A statement from the ANC praising President Jacob Zuma's reaction to questions put to him in Parliament on Thursday leaves a lot to be desired.
It shows a party that is either in serious denial about its president's silence on pressing matters, or one that purposefully turns a blind eye.
Thursday marked Zuma's last question-and-answer session as ANC president. It was the last opportunity for the House to get information out of him this year. But of course, he would not let that happen.
He did not just beat around the bush, he casually strolled around it and poked fun at it with a stick –– his signature chuckle when opposition members lost their cool a mark of his successful evasion of key questions.
Summary of the #ZumaQandA:— BROKEN NEWS (@AN7Reporter) November 2, 2017
Question: Is water wet?
President Zuma answer: Banana.
But his party clearly saw things differently.
"The ANC lauds [Zuma] for his continuing and undeterred commitment to account to the people of South Africa by regularly appearing before Parliament to answer questions on a number of the most pressing issues facing South Africa today," the party said in a statement on Thursday night.
Firstly, the ANC is praising its president for something he is constitutionally obligated to do. It's like praising a teacher for their "continuing and undeterred commitment" to marking test papers.
"Questions put to the president for oral reply included amongst others the work of the Presidential Infrastructure Coordinating Commission, job creation, and government's response to climate change," the party continued.

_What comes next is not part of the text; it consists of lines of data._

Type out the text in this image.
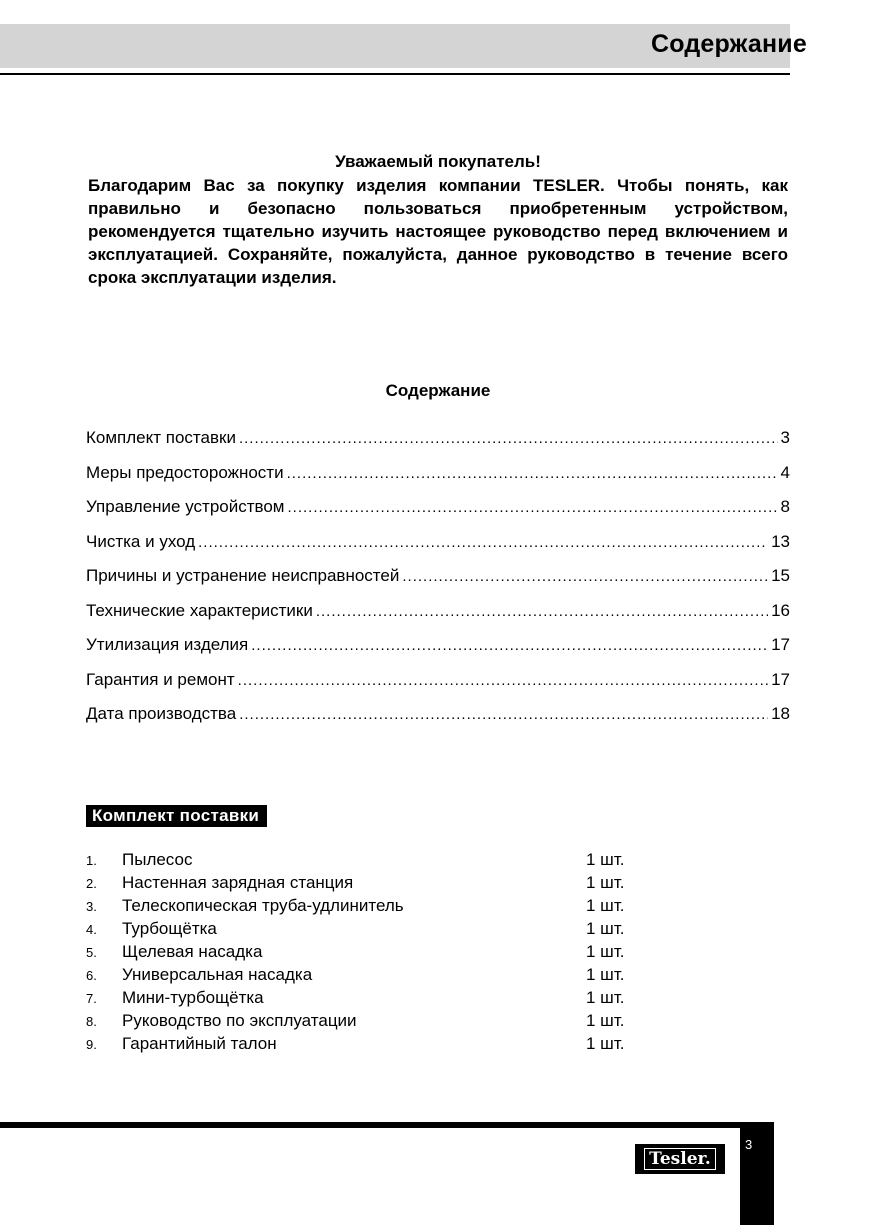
Содержание
Уважаемый покупатель!
Благодарим Вас за покупку изделия компании TESLER. Чтобы понять, как правильно и безопасно пользоваться приобретенным устройством, рекомендуется тщательно изучить настоящее руководство перед включением и эксплуатацией. Сохраняйте, пожалуйста, данное руководство в течение всего срока эксплуатации изделия.
Содержание
Комплект поставки .....	3
Меры предосторожности .....	4
Управление устройством .....	8
Чистка и уход .....	13
Причины и устранение неисправностей .....	15
Технические характеристики .....	16
Утилизация изделия .....	17
Гарантия и ремонт .....	17
Дата производства .....	18
Комплект поставки
1.	Пылесос	1 шт.
2.	Настенная зарядная станция	1 шт.
3.	Телескопическая труба-удлинитель	1 шт.
4.	Турбощётка	1 шт.
5.	Щелевая насадка	1 шт.
6.	Универсальная насадка	1 шт.
7.	Мини-турбощётка	1 шт.
8.	Руководство по эксплуатации	1 шт.
9.	Гарантийный талон	1 шт.
3
Tesler.
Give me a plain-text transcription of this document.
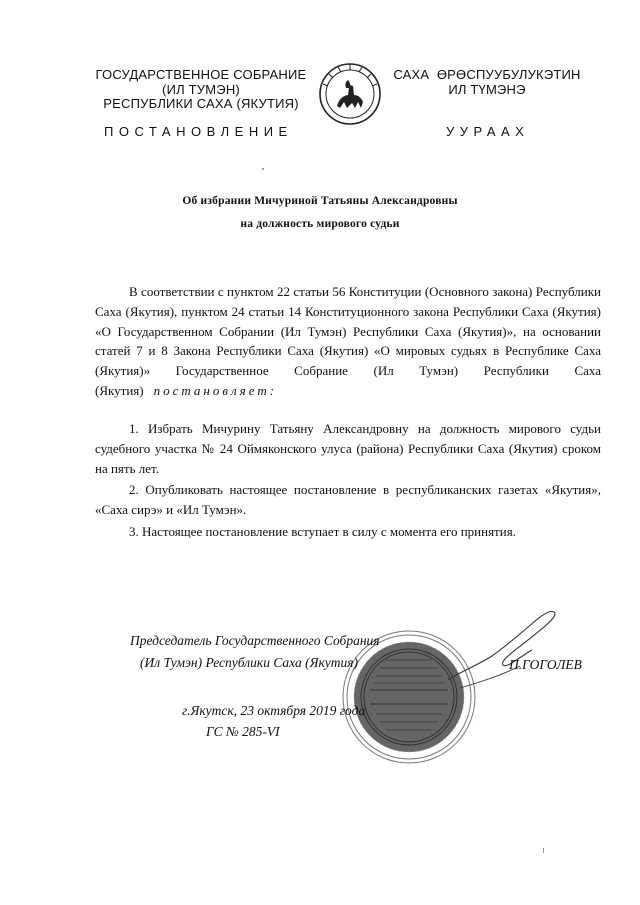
ГОСУДАРСТВЕННОЕ СОБРАНИЕ
(ИЛ ТУМЭН)
РЕСПУБЛИКИ САХА (ЯКУТИЯ)
САХА  ӨРӨСПУУБУЛУКЭТИН
ИЛ ТҮМЭНЭ
ПОСТАНОВЛЕНИЕ	УУРААХ
Об избрании Мичуриной Татьяны Александровны
на должность мирового судьи

В соответствии с пунктом 22 статьи 56 Конституции (Основного закона) Республики Саха (Якутия), пунктом 24 статьи 14 Конституционного закона Республики Саха (Якутия) «О Государственном Собрании (Ил Тумэн) Республики Саха (Якутия)», на основании статей 7 и 8 Закона Республики Саха (Якутия) «О мировых судьях в Республике Саха (Якутия)» Государственное Собрание (Ил Тумэн) Республики Саха (Якутия) постановляет:

1. Избрать Мичурину Татьяну Александровну на должность мирового судьи судебного участка № 24 Оймяконского улуса (района) Республики Саха (Якутия) сроком на пять лет.

2. Опубликовать настоящее постановление в республиканских газетах «Якутия», «Саха сирэ» и «Ил Тумэн».

3. Настоящее постановление вступает в силу с момента его принятия.

Председатель Государственного Собрания
(Ил Тумэн) Республики Саха (Якутия)	П.ГОГОЛЕВ
г.Якутск, 23 октября 2019 года
ГС № 285-VI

Yes, but those were only the questions from ANC MPs designed for the party to boast about their progress on various matters. Zuma indeed answered those thoroughly.
But what about the questions tabled by the opposition on equally important matters, like state capture, corruption and the amount of taxpayer money used to keep Zuma from facing his day in court?
Why has he not got rid of embattled Social Development Minister Bathabile Dlamini? Zuma's answer: because apartheid.
How are we going to afford the nuclear deal? Zuma's answer: we need nuclear because...
Then Zuma was asked what the total amount of all legal costs incurred by his office was since the National Prosecuting Authority's decision to drop the 783 counts of fraud, corruption and racketeering against him in his personal capacity in 2009.
His response essentially was that the State attorney Act allows him to spend taxpayers money to defend himself. Of course, no figure was given.
Parliament then erupted into chaos, the DA on the one end –– their frustrations now past boiling point after begging for Zuma to answer –– and the ANC on the other in a typical shouting match. Points of order came from both sides of the room, while Zuma sat in the middle, surely knowing the ruckus would again prevent him from being pushed for a direct answer.
We are tired of Jacob Zuma scapegoating Apartheid for the ANC's failed leadership for 23 years! #ZumaQandA— Zola Ndwandwe (@ZolaNdwandwe) November 2, 2017
The ANC's statement however, lays all blame at the DA's door, despite Deputy Speaker Lechesa Tsenoli essentially ignoring the DA's repeated attempts, through points of order, to get the president to answer a question, which eventually prompted the party's withdrawal from the chamber.
"The president's fulfilment of his obligations to Parliament and to the electorate stand in stark contrast to the wanton behaviour of the DA, which today once again showed its disrespect for the people of South Africa by staging a walk-out during the president's question time," the ruling party's statement claimed.
"This evidences a political immaturity unbecoming of a official opposition in a democratic state.Walk-outs have regrettably become the default position of the DA in Parliament and are taking place with increased regularity."
Yes, walk-outs do solve nothing. It allows the president to continue unchallenged. His own party will not hold him to account. But in this case, can one truly blame the DA for leaving? The Economic Freedom Fighters have even given up trying to get any sort of accountability from the president in Parliament; they now boycott his appearances from the start.
The ANC's statement shows a clear –– and unsurprising –– bias in favour of their president. Pretending that Zuma isn't doing what he is doing –– and over and above that, defending and lauding his actions –– could be seen as another factor contributing to their declining voter support, which resulted in the party losing four metros last year.
And that will have to change, if they hope to maintain their dominance in 2019.